Par un courrier du 21 septembre 2017, le responsable du service prévention de [6] l'a informé qu'en l'absence de production de documents justifiant du versement d'un salaire et d'éléments permettant de conclure à l'existence d'un contrat de travail, la décision d'admission notifiée le 30 janvier 2017 était infondée.
Par un courrier daté du 30 octobre 2023 (sic), [6] a notifié à M. [G] un trop perçu de 13 705,10 euros.
Par un courrier du 24 novembre 2017, [6] a adressé à M. [G] une relance l'invitant à rembourser la somme versée à tort.

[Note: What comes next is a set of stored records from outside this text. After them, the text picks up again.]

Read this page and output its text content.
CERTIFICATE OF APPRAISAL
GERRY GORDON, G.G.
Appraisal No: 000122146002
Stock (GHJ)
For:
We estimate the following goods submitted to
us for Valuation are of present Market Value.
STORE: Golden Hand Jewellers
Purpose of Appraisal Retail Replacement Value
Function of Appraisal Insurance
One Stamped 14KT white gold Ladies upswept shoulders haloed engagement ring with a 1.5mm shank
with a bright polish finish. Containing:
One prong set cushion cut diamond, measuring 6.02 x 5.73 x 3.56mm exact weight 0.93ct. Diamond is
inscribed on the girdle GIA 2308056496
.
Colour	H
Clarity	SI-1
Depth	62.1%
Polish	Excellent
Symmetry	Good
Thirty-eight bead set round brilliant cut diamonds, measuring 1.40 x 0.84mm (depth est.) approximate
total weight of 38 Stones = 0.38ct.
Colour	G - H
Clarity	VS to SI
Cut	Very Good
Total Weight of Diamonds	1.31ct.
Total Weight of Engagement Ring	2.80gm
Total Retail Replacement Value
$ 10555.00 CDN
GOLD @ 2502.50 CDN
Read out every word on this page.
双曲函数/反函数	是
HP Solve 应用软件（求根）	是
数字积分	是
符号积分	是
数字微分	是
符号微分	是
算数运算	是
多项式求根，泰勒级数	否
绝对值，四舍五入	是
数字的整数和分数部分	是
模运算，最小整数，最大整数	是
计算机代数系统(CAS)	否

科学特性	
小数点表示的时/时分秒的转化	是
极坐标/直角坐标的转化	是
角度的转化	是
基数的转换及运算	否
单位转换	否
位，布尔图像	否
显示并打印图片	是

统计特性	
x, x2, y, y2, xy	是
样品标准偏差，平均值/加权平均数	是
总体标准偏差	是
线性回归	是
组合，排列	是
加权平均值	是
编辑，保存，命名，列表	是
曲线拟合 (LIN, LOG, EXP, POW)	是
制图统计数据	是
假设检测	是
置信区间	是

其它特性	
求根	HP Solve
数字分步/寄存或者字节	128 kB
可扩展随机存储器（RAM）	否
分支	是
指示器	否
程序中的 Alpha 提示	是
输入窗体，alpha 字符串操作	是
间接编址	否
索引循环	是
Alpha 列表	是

Le 17 avril 2018, [6] a délivré une contrainte référencée [Numéro identifiant 8] pour le recouvrement de l'allocation d'ARE d'un montant de 13 709,73 euros.
Par courrier du 14 mai 2019, M. [G] a formé opposition à la contrainte.
Par jugement du 21 février 2023, le tribunal judiciaire de Lyon a :
- déclaré l'opposition de M. [G] irrecevable,
- dit que la contrainte du 17 avril 2018 reprend ses effets,
- ordonné l'exécution provisoire de la décision,
- condamné M. [G] aux dépens et dit que Maître Levy Roche Sarda, avocat, pourra recouvrer directement les dépens dont il a fait l'avance sans avoir reçu provision.
Par déclaration du 15 mai 2023, M. [G] a relevé appel du jugement.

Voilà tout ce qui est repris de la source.